During his own time, he saw the ambulance in the boathouse, heard the answering machine, saw the fridge message, etc. So that means FUTURE him went back, too. But was future him too stupid to see the basket full of bloody rags to realize he hasn't changed anything? Because if future him went back to the present and crashed the ambulance, caused the wonky answering machine messages, and left the message, why did she die in the first-place? Wouldn't he have saved her?

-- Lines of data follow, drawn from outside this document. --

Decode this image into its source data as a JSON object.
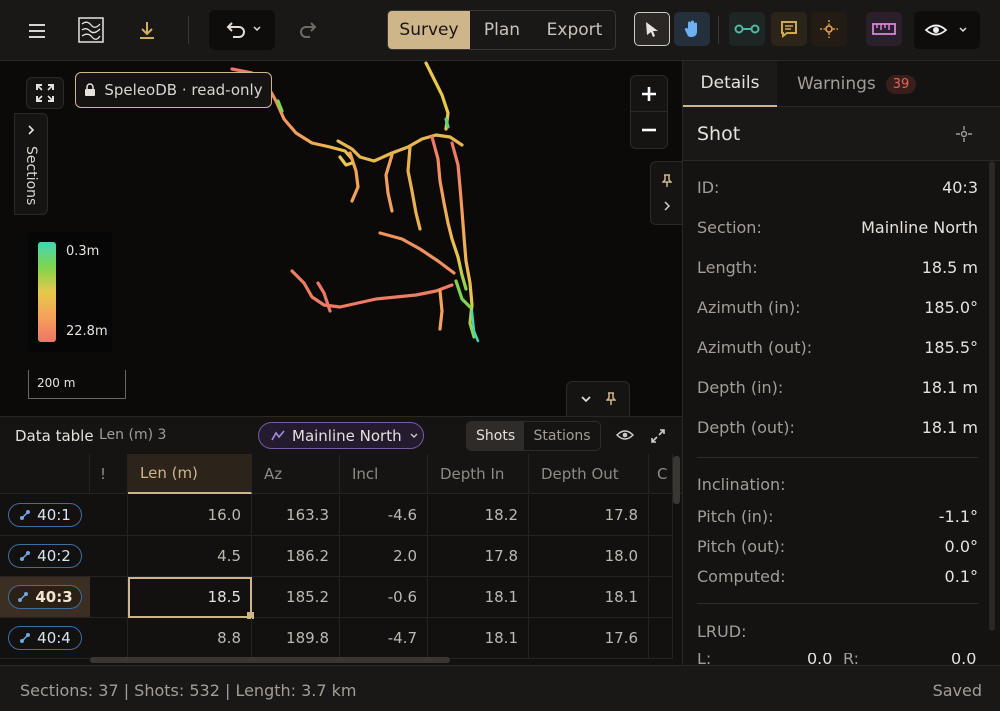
{
  "toolbar": {
    "mode_tabs": [
      "Survey",
      "Plan",
      "Export"
    ],
    "active_mode": "Survey"
  },
  "map": {
    "badge_label": "SpeleoDB · read-only",
    "sections_label": "Sections",
    "legend_top": "0.3m",
    "legend_bottom": "22.8m",
    "scale_label": "200 m",
    "depth_gradient": [
      "#43d6b4",
      "#7fd54f",
      "#e7c84a",
      "#f4a25a",
      "#f07566"
    ]
  },
  "right_panel": {
    "tabs": {
      "details": "Details",
      "warnings": "Warnings",
      "warnings_count": "39"
    },
    "heading": "Shot",
    "fields": [
      {
        "label": "ID:",
        "value": "40:3"
      },
      {
        "label": "Section:",
        "value": "Mainline North"
      },
      {
        "label": "Length:",
        "value": "18.5 m"
      },
      {
        "label": "Azimuth (in):",
        "value": "185.0°"
      },
      {
        "label": "Azimuth (out):",
        "value": "185.5°"
      },
      {
        "label": "Depth (in):",
        "value": "18.1 m"
      },
      {
        "label": "Depth (out):",
        "value": "18.1 m"
      }
    ],
    "inclination_heading": "Inclination:",
    "inclination_fields": [
      {
        "label": "Pitch (in):",
        "value": "-1.1°"
      },
      {
        "label": "Pitch (out):",
        "value": "0.0°"
      },
      {
        "label": "Computed:",
        "value": "0.1°"
      }
    ],
    "lrud_heading": "LRUD:",
    "lrud_partial": [
      {
        "label": "L:",
        "value": "0.0"
      },
      {
        "label": "R:",
        "value": "0.0"
      }
    ]
  },
  "data_table": {
    "title": "Data table",
    "column_hint": "Len (m) 3",
    "section_filter": "Mainline North",
    "view_toggle": [
      "Shots",
      "Stations"
    ],
    "active_view": "Shots",
    "columns": [
      "!",
      "Len (m)",
      "Az",
      "Incl",
      "Depth In",
      "Depth Out",
      "C"
    ],
    "rows": [
      {
        "id": "40:1",
        "cells": [
          "16.0",
          "163.3",
          "-4.6",
          "18.2",
          "17.8"
        ]
      },
      {
        "id": "40:2",
        "cells": [
          "4.5",
          "186.2",
          "2.0",
          "17.8",
          "18.0"
        ]
      },
      {
        "id": "40:3",
        "cells": [
          "18.5",
          "185.2",
          "-0.6",
          "18.1",
          "18.1"
        ]
      },
      {
        "id": "40:4",
        "cells": [
          "8.8",
          "189.8",
          "-4.7",
          "18.1",
          "17.6"
        ]
      }
    ],
    "selected_row": "40:3"
  },
  "status": {
    "summary": "Sections: 37 | Shots: 532 | Length: 3.7 km",
    "save_state": "Saved"
  },
  "colors": {
    "accent": "#cfb58a",
    "warning_badge": "#e0665c",
    "station_tag": "#3f6ea0"
  }
}
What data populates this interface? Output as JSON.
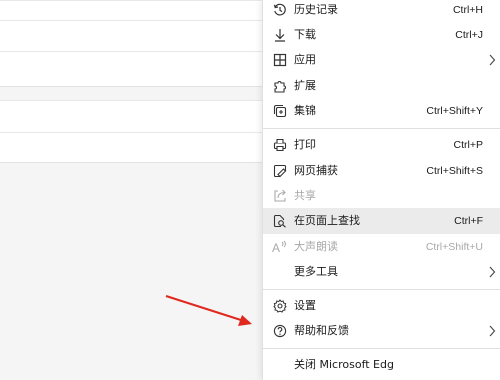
{
  "colors": {
    "menu_bg": "#ffffff",
    "highlight": "#ebebeb",
    "disabled": "#a8a8a8",
    "arrow": "#e0281e"
  },
  "menu": {
    "items": [
      {
        "label": "历史记录",
        "shortcut": "Ctrl+H",
        "icon": "history-icon"
      },
      {
        "label": "下载",
        "shortcut": "Ctrl+J",
        "icon": "download-icon"
      },
      {
        "label": "应用",
        "icon": "apps-icon",
        "submenu": true
      },
      {
        "label": "扩展",
        "icon": "extensions-icon"
      },
      {
        "label": "集锦",
        "shortcut": "Ctrl+Shift+Y",
        "icon": "collections-icon"
      },
      {
        "label": "打印",
        "shortcut": "Ctrl+P",
        "icon": "print-icon"
      },
      {
        "label": "网页捕获",
        "shortcut": "Ctrl+Shift+S",
        "icon": "web-capture-icon"
      },
      {
        "label": "共享",
        "icon": "share-icon",
        "disabled": true
      },
      {
        "label": "在页面上查找",
        "shortcut": "Ctrl+F",
        "icon": "find-on-page-icon",
        "highlighted": true
      },
      {
        "label": "大声朗读",
        "shortcut": "Ctrl+Shift+U",
        "icon": "read-aloud-icon",
        "disabled": true
      },
      {
        "label": "更多工具",
        "submenu": true
      },
      {
        "label": "设置",
        "icon": "settings-icon"
      },
      {
        "label": "帮助和反馈",
        "icon": "help-icon",
        "submenu": true
      },
      {
        "label": "关闭 Microsoft Edg"
      }
    ]
  }
}
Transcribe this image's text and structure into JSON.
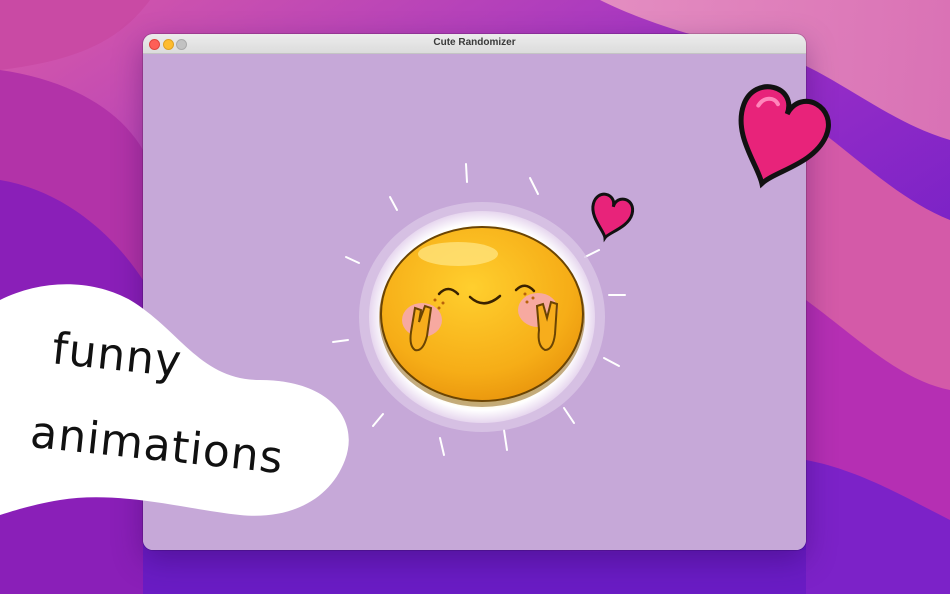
{
  "window": {
    "title": "Cute Randomizer"
  },
  "promo": {
    "line1": "funny",
    "line2": "animations"
  },
  "colors": {
    "window_background": "#c6a8d8",
    "sun_fill": "#f9b51b",
    "heart_fill": "#e8237a",
    "wallpaper_accent": "#7a2fd0"
  },
  "icons": [
    "close-icon",
    "minimize-icon",
    "zoom-icon",
    "sun-character-icon",
    "heart-icon"
  ]
}
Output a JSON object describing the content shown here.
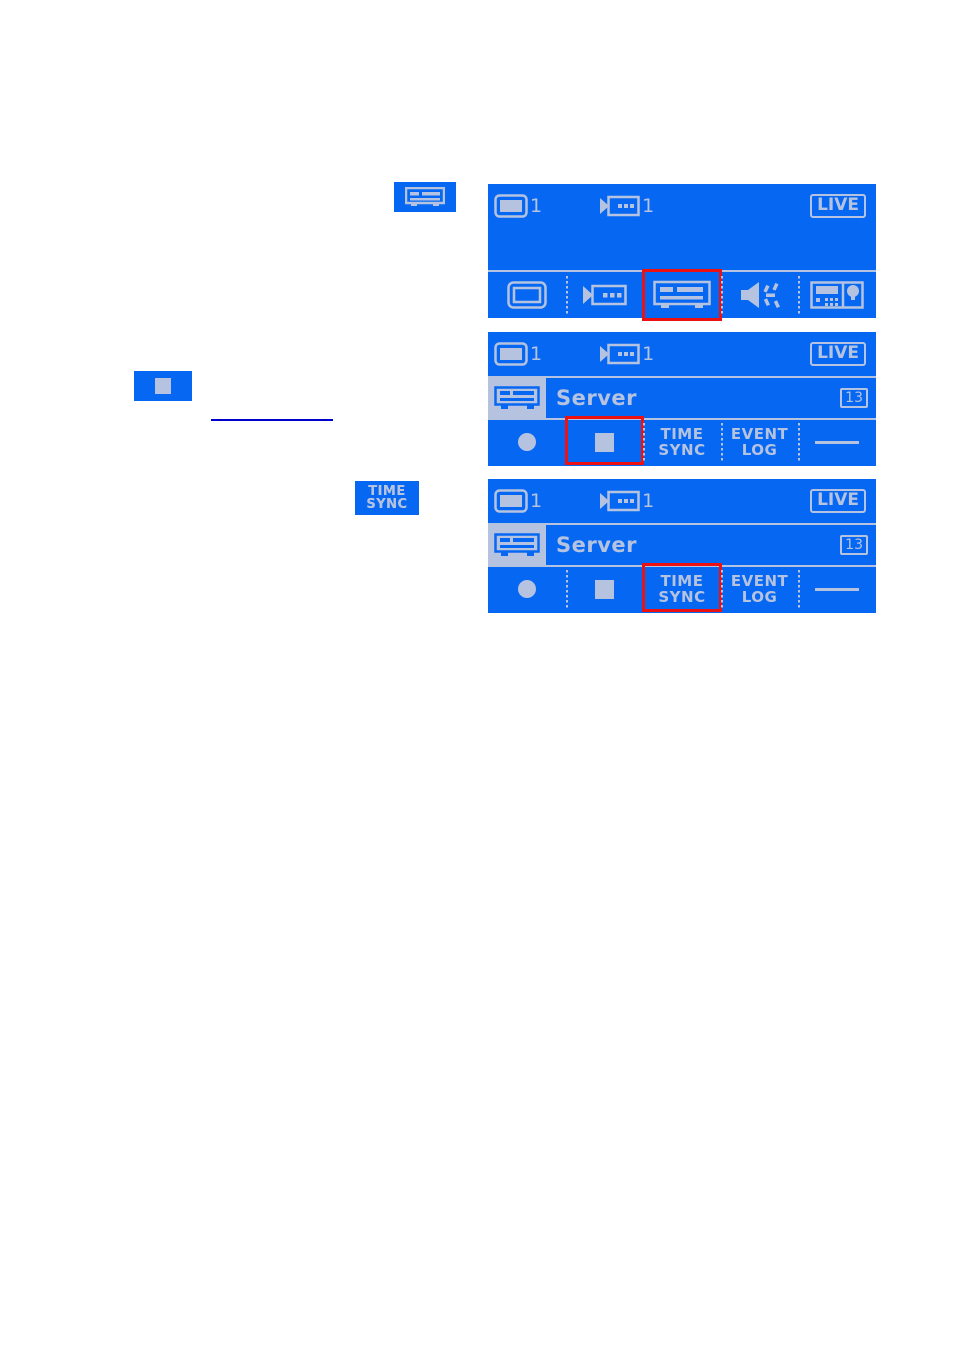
{
  "colors": {
    "lcd_background": "#0668f2",
    "lcd_foreground": "#b6c3e0",
    "selection_outline": "#ee1111",
    "rule": "#0000cc",
    "page_background": "#ffffff"
  },
  "inline_badges": {
    "server_chip": {
      "icon": "server-icon"
    },
    "stop_chip": {
      "icon": "stop-square-icon"
    },
    "time_sync_chip": {
      "line1": "TIME",
      "line2": "SYNC"
    }
  },
  "panels": [
    {
      "id": "panel-1",
      "statusbar": {
        "monitor_icon": "monitor-icon",
        "monitor_count": "1",
        "camera_icon": "camera-icon",
        "camera_count": "1",
        "mode_badge": "LIVE"
      },
      "toolbar": {
        "items": [
          {
            "icon": "monitor-icon",
            "label": "Monitor",
            "selected": false
          },
          {
            "icon": "camera-icon",
            "label": "Camera",
            "selected": false
          },
          {
            "icon": "server-icon",
            "label": "Server",
            "selected": true
          },
          {
            "icon": "speaker-icon",
            "label": "Audio",
            "selected": false
          },
          {
            "icon": "controller-icon",
            "label": "Controller",
            "selected": false
          }
        ]
      }
    },
    {
      "id": "panel-2",
      "statusbar": {
        "monitor_icon": "monitor-icon",
        "monitor_count": "1",
        "camera_icon": "camera-icon",
        "camera_count": "1",
        "mode_badge": "LIVE"
      },
      "server_row": {
        "icon": "server-icon",
        "name": "Server",
        "number": "13"
      },
      "action_row": {
        "items": [
          {
            "type": "icon",
            "icon": "record-dot-icon",
            "label": "Record",
            "selected": false
          },
          {
            "type": "icon",
            "icon": "stop-square-icon",
            "label": "Stop",
            "selected": true
          },
          {
            "type": "text",
            "line1": "TIME",
            "line2": "SYNC",
            "selected": false
          },
          {
            "type": "text",
            "line1": "EVENT",
            "line2": "LOG",
            "selected": false
          },
          {
            "type": "dash",
            "icon": "dash-icon",
            "label": "Empty",
            "selected": false
          }
        ]
      }
    },
    {
      "id": "panel-3",
      "statusbar": {
        "monitor_icon": "monitor-icon",
        "monitor_count": "1",
        "camera_icon": "camera-icon",
        "camera_count": "1",
        "mode_badge": "LIVE"
      },
      "server_row": {
        "icon": "server-icon",
        "name": "Server",
        "number": "13"
      },
      "action_row": {
        "items": [
          {
            "type": "icon",
            "icon": "record-dot-icon",
            "label": "Record",
            "selected": false
          },
          {
            "type": "icon",
            "icon": "stop-square-icon",
            "label": "Stop",
            "selected": false
          },
          {
            "type": "text",
            "line1": "TIME",
            "line2": "SYNC",
            "selected": true
          },
          {
            "type": "text",
            "line1": "EVENT",
            "line2": "LOG",
            "selected": false
          },
          {
            "type": "dash",
            "icon": "dash-icon",
            "label": "Empty",
            "selected": false
          }
        ]
      }
    }
  ]
}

It's called the Bootstrap Paradox, or Causal Loop. The definition is, if you went back in time to change something, you would then LOSE the motivation to go back in time, therefore you WOULDN'T go back in time, so whatever you wanted to change wouldn't be changed. For example, say you went back in time to stop Lee Harvey Oswald from killing Lincoln, and you succeed. The method is irrelevant, but he doesn't kill Lincoln. The future would change, you would be born, AND THERE WOULD BE NO REASON FOR YOU TO GO BACK IN TIME TO STOP OSWALD.
This paradox, or theory, is reliant on the multiverse theory being incorrect. I could TOTALLY understand a multiverse theory, where there is a universe where ANY AND EVERY outcome, decision, state of being, ANYTHING happens, happened, and is, and theoretically, going back in time and changing the past just creates a second universe, one with each outcome.
But this movie doesn't follow the multiverse theory, it follows Time's Arrow, one timeline moving in one direction. He sees the outcomes of his future self (the ambulance, the message, etc), and he leaves them himself for his past self to see. I thought the plothole was filled when he realized he hadn't changed a thing, when Claire was patching him up and he noticed the bloody wastebasket. But the fact he DID save her broke the Causal Loop. The only way I could've accepted the fiction is if the events of the beginning of the movie hapoened at the end, including Claire's death and Oerstadt's escape.
I know it's a 'suspend your disbelief' movie, and I did. I quite like the movie for what it is. But whenever a movie or book or game deals with time-travel, I can't help but be hyper-aware.
The only reason I give Interstellar a pass is because Murphy solves the equation AFTER Cooper enters the tesseract. Supposedly, they had theoretical physics experts on hand to specifically make sure there were no bootstraps or breaks in the causal loop, at least none that were immediately noticeable.